Trump made the stakes clear. "We're going to have somebody in there that should not be in there," he said, "and our country will be destroyed. And we're not going to stand for that."
How did Trump propose to "stop the steal"? He held out the vain hope that Vice President Mike Pence would reverse the election results by rejecting electoral votes for Biden from several swing states—a power the vice president does not actually have. "I hope Mike is going to do the right thing," Trump said. "If Mike Pence does the right thing, we win the election….He has the absolute right to do it….Mike Pence is going to have to come through for us. And if he doesn't, that will be a sad day for our country, because you're sworn to uphold our Constitution. "
But Pence decided that "the right thing," in terms of Trump's personal desires, was the wrong thing under the Constitution. "I do not believe that the Founders of our country intended to invest the Vice President with unilateral authority to decide which electoral votes should be counted during the Joint Session of Congress, and no vice president in American history has ever asserted such authority," Pence said in a statement he issued as Trump was speaking. "It is my considered judgment that my oath to support and defend the Constitution constrains me from claiming unilateral authority to determine which electoral votes should be counted and which should not."
Predictably, Trump responded by slamming Pence on Twitter: "Mike Pence didn't have the courage to do what should have been done to protect our Country and our Constitution, giving States a chance to certify a corrected set of facts, not the fraudulent or inaccurate ones which they were asked to previously certify. USA demands the truth!" As Christian Britschgi notes, "that tweet came roughly 10 minutes after it was reported that Pence had been escorted off the Senate floor" in response to the pro-Trump riot.
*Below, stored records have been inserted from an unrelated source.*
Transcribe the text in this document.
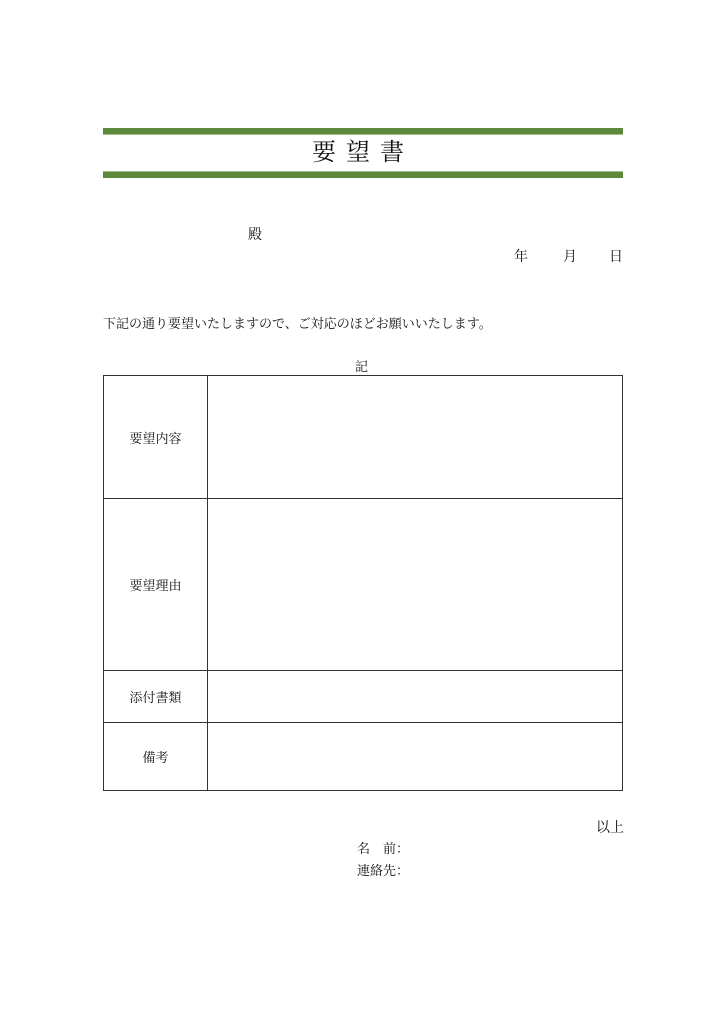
要望書
殿
年	月 日
下記の通り要望いたしますので、ご対応のほどお願いいたします。
記
要望内容
要望理由
添付書類
備考
以上
名 前：
連絡先：
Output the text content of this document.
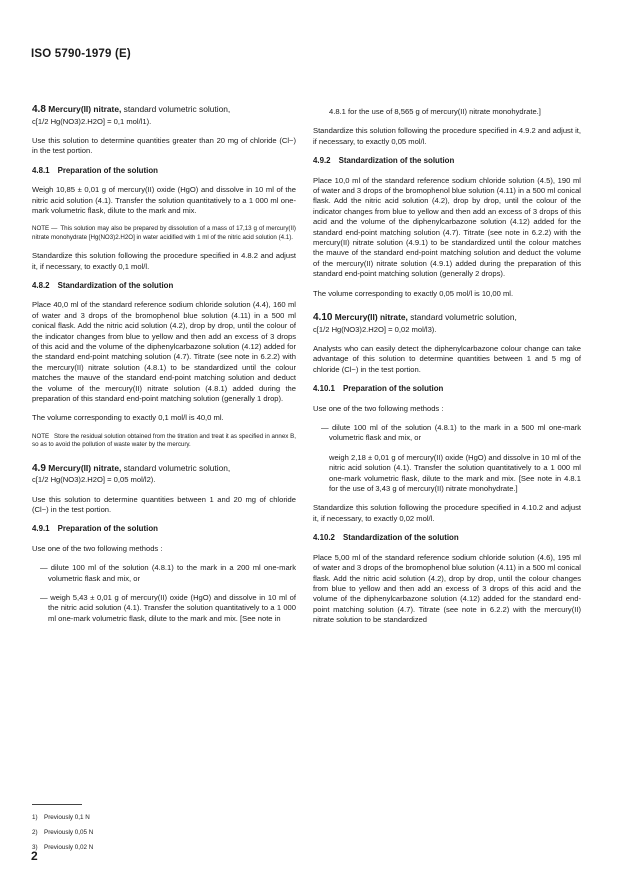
ISO 5790-1979 (E)
4.8 Mercury(II) nitrate, standard volumetric solution,

c[1/2 Hg(NO3)2.H2O] = 0,1 mol/l1).

Use this solution to determine quantities greater than 20 mg of chloride (Cl−) in the test portion.

4.8.1 Preparation of the solution

Weigh 10,85 ± 0,01 g of mercury(II) oxide (HgO) and dissolve in 10 ml of the nitric acid solution (4.1). Transfer the solution quantitatively to a 1 000 ml one-mark volumetric flask, dilute to the mark and mix.

NOTE — This solution may also be prepared by dissolution of a mass of 17,13 g of mercury(II) nitrate monohydrate [Hg(NO3)2.H2O] in water acidified with 1 ml of the nitric acid solution (4.1).

Standardize this solution following the procedure specified in 4.8.2 and adjust it, if necessary, to exactly 0,1 mol/l.

4.8.2 Standardization of the solution

Place 40,0 ml of the standard reference sodium chloride solution (4.4), 160 ml of water and 3 drops of the bromophenol blue solution (4.11) in a 500 ml conical flask. Add the nitric acid solution (4.2), drop by drop, until the colour of the indicator changes from blue to yellow and then add an excess of 3 drops of this acid and the volume of the diphenylcarbazone solution (4.12) added for the standard end-point matching solution (4.7). Titrate (see note in 6.2.2) with the mercury(II) nitrate solution (4.8.1) to be standardized until the colour matches the mauve of the standard end-point matching solution and deduct the volume of the mercury(II) nitrate solution (4.8.1) added during the preparation of this standard end-point matching solution (generally 1 drop).

The volume corresponding to exactly 0,1 mol/l is 40,0 ml.

NOTE Store the residual solution obtained from the titration and treat it as specified in annex B, so as to avoid the pollution of waste water by the mercury.
4.9 Mercury(II) nitrate, standard volumetric solution,

c[1/2 Hg(NO3)2.H2O] = 0,05 mol/l2).

Use this solution to determine quantities between 1 and 20 mg of chloride (Cl−) in the test portion.

4.9.1 Preparation of the solution

Use one of the two following methods :

— dilute 100 ml of the solution (4.8.1) to the mark in a 200 ml one-mark volumetric flask and mix, or

— weigh 5,43 ± 0,01 g of mercury(II) oxide (HgO) and dissolve in 10 ml of the nitric acid solution (4.1). Transfer the solution quantitatively to a 1 000 ml one-mark volumetric flask, dilute to the mark and mix. [See note in

4.8.1 for the use of 8,565 g of mercury(II) nitrate monohydrate.]

Standardize this solution following the procedure specified in 4.9.2 and adjust it, if necessary, to exactly 0,05 mol/l.

4.9.2 Standardization of the solution

Place 10,0 ml of the standard reference sodium chloride solution (4.5), 190 ml of water and 3 drops of the bromophenol blue solution (4.11) in a 500 ml conical flask. Add the nitric acid solution (4.2), drop by drop, until the colour of the indicator changes from blue to yellow and then add an excess of 3 drops of this acid and the volume of the diphenylcarbazone solution (4.12) added for the standard end-point matching solution (4.7). Titrate (see note in 6.2.2) with the mercury(II) nitrate solution (4.9.1) to be standardized until the colour matches the mauve of the standard end-point matching solution and deduct the volume of the mercury(II) nitrate solution (4.9.1) added during the preparation of this standard end-point matching solution (generally 2 drops).

The volume corresponding to exactly 0,05 mol/l is 10,00 ml.

4.10 Mercury(II) nitrate, standard volumetric solution,

c[1/2 Hg(NO3)2.H2O] = 0,02 mol/l3).

Analysts who can easily detect the diphenylcarbazone colour change can take advantage of this solution to determine quantities between 1 and 5 mg of chloride (Cl−) in the test portion.

4.10.1 Preparation of the solution

Use one of the two following methods :

— dilute 100 ml of the solution (4.8.1) to the mark in a 500 ml one-mark volumetric flask and mix, or

weigh 2,18 ± 0,01 g of mercury(II) oxide (HgO) and dissolve in 10 ml of the nitric acid solution (4.1). Transfer the solution quantitatively to a 1 000 ml one-mark volumetric flask, dilute to the mark and mix. [See note in 4.8.1 for the use of 3,43 g of mercury(II) nitrate monohydrate.]

Standardize this solution following the procedure specified in 4.10.2 and adjust it, if necessary, to exactly 0,02 mol/l.

4.10.2 Standardization of the solution

Place 5,00 ml of the standard reference sodium chloride solution (4.6), 195 ml of water and 3 drops of the bromophenol blue solution (4.11) in a 500 ml conical flask. Add the nitric acid solution (4.2), drop by drop, until the colour changes from blue to yellow and then add an excess of 3 drops of this acid and the volume of the diphenylcarbazone solution (4.12) added for the standard end-point matching solution (4.7). Titrate (see note in 6.2.2) with the mercury(II) nitrate solution to be standardized

1) Previously 0,1 N
2) Previously 0,05 N
3) Previously 0,02 N
2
Once unconstitutional intervention by the vice president was off the table, what other options were left for Trump fans outraged by the installation of a president their leader portrays as illegitimate? "It is up to Congress to confront this egregious assault on our democracy," Trump said. "We're going to walk down to the Capitol…and we're going to cheer on our brave senators and congressmen and women. And we're probably not going to be cheering so much for some of them. Because you'll never take back our country with weakness. You have to show strength, and you have to be strong."
After Trump told the protesters that their country was about to be destroyed by an illegal usurper, the idea of cheering the "brave" lawmakers who side with Trump and booing the ones who side with reality must have seemed like pretty weak tea. Some of them evidently thought that "show[ing] strength" required more than that, especially after it became clear that Pence was not riding to the rescue of the republic.
"We have come to demand that Congress do the right thing and only count the electors who have been lawfully slated," Trump said. "I know that everyone here will soon be marching over to the Capitol building to peacefully and patriotically make your voices heard today."
No doubt the president's supporters will cite the "peacefully" part in his defense. But after two months of bizarre conspiracy theories, constant presidential complaints about a stolen election, declarations that conceding Biden's victory is not an option, and repeated warnings that the fate of the nation hangs in the balance, that is more weight than a single adverb can bear.